Hasta hace unos pocos días, curiosamente, no había mucho que reseñar, más allá de que el "papá[papapapapapapapapapapapapbabapapapa]" y el "mamá[mamamamememamamama]" lo va teniendo ya trillado. Pero recientemente, la pequeña gremlin ha comenzado a moverse de maneras misteriosas, arrastrando el culo o yendo "hacia atrás" con las palmas. No gatea aún, pero sabe pasar por encima de su pierna y empieza a hacer intentos de asomarse a la barandilla de la cuna (hora de ir buscando una nueva más segura), de empezar a conseguir ponerse sentada desde posición tumbada, o rodar de aquí para allá y terminar comiendo pienso de los gatos que no hemos retirado convenientemente a tiempo.
Tenemos ya algún enchufe más protegido para evitar repostajes eléctricos no programados. También ha ido probando algunos sabores nuevos (castañas, mandarinas, gula del norte, puré de calabaza, paella, arroz negro -el cual ocasionó bastantes manchas al entrar y al salir-, gambas, langostinos...). Mucha gente se ha asombrado durante este mes al verla comer. No se esperan de una bicha tan pequeña las tremendas ansias de llevarse a la boca puñados repletos de, por ejemplo, tallarines chinos o pasta italiana, como si no hubiera mañana.
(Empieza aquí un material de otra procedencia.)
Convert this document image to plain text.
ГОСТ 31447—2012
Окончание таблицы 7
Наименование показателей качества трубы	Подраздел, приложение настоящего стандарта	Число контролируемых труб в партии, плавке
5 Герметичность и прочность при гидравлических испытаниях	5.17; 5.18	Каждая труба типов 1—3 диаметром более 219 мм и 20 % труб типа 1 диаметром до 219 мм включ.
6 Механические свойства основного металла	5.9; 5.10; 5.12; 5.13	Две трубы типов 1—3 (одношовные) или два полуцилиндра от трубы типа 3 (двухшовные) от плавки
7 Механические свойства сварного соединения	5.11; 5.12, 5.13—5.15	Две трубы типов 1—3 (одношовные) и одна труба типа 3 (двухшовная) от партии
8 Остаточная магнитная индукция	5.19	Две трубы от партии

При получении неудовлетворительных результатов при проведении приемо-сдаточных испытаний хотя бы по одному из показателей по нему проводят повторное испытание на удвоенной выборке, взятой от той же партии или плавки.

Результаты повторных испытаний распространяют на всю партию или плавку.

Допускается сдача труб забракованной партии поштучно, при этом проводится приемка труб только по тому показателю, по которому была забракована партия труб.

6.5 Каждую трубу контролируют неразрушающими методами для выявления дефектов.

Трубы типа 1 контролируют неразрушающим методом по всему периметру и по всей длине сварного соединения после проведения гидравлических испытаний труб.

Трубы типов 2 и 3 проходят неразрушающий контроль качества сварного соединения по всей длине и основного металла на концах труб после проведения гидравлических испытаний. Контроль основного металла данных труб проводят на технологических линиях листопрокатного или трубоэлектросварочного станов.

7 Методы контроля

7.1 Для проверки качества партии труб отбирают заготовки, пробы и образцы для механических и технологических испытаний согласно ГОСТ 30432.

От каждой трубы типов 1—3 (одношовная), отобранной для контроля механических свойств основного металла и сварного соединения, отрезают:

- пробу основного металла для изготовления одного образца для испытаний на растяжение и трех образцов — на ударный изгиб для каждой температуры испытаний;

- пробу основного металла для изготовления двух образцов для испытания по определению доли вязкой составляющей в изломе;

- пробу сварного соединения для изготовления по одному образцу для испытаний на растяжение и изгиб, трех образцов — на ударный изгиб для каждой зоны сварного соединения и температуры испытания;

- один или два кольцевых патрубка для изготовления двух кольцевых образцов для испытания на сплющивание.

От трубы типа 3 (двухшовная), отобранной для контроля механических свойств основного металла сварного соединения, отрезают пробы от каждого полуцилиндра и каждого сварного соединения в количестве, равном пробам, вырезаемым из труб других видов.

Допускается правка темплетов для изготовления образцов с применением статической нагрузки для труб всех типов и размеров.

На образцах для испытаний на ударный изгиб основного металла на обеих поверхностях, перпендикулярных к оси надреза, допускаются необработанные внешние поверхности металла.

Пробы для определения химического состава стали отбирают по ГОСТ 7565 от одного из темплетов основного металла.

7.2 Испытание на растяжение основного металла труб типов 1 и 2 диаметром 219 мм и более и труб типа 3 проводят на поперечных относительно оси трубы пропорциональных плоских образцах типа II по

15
El sueño se le ha trastocado durante la última semana, quizá porque se le insinúan ya los dientes (o por frío, o por calor, o porque le pica un pie, quién sabe), y lleva bastantes noches durmiendo tarde y mal. Estamos comenzando dopaje con paracetamol en prevención de que sea por molestias de dentición. Aunque durante la mañana (y en general cuando no nos interesa y no podemos sumarnos a ese necesario descanso) es capaz de dormir a prueba de bombas.
La parte de hardware visual parece haberse corregido finalmente tras el último tratamiento, sin señales de reaparición desde el mes pasado.
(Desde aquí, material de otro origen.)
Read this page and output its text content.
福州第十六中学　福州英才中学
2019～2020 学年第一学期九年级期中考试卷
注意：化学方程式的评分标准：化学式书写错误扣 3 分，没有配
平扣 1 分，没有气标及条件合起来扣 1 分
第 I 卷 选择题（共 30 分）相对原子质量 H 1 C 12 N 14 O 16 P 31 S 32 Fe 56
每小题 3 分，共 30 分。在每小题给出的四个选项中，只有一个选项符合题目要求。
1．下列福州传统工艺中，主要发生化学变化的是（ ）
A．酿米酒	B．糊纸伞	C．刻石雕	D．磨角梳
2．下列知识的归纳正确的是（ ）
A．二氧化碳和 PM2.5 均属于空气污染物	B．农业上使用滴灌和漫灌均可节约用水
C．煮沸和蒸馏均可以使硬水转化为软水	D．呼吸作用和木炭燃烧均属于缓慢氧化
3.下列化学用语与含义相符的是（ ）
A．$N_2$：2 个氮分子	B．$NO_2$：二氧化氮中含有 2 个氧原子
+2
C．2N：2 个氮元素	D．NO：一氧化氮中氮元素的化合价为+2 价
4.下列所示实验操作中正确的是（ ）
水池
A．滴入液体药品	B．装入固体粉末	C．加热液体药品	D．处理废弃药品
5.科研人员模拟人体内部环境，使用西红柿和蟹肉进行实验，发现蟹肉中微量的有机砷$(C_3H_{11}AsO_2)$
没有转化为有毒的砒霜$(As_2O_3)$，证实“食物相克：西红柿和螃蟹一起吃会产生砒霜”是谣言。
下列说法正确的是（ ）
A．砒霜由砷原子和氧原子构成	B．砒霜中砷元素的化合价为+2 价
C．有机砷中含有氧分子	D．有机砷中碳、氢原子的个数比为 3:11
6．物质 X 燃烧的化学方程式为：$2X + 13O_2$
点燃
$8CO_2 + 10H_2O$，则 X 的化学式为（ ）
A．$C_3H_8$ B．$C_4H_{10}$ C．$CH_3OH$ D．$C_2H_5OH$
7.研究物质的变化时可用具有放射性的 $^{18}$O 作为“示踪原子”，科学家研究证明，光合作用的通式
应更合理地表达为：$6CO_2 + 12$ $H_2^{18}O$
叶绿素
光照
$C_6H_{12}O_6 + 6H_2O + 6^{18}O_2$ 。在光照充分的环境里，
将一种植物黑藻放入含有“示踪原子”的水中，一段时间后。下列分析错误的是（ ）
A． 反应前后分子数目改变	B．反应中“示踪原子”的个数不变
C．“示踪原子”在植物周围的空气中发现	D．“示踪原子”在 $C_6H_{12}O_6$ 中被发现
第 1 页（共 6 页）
A veces se está escondiendo ella sola detrás de ropa para jugar al "cucú" o se deja caer hacia atrás para jugar al "aserrín" (para susto nuestro, sin preaviso).
Se da algunos cabezazos a veces cayendo de espaldas mientras juega, pero cada vez mucho menos.
La última clase de matronatación, a la que nos acompañó hasta la puerta la señora progenitora materna de la criatura, fue mucho mejor que las veces anteriores. Hasta parece que la criatura la empezaba a disfrutar en algún punto.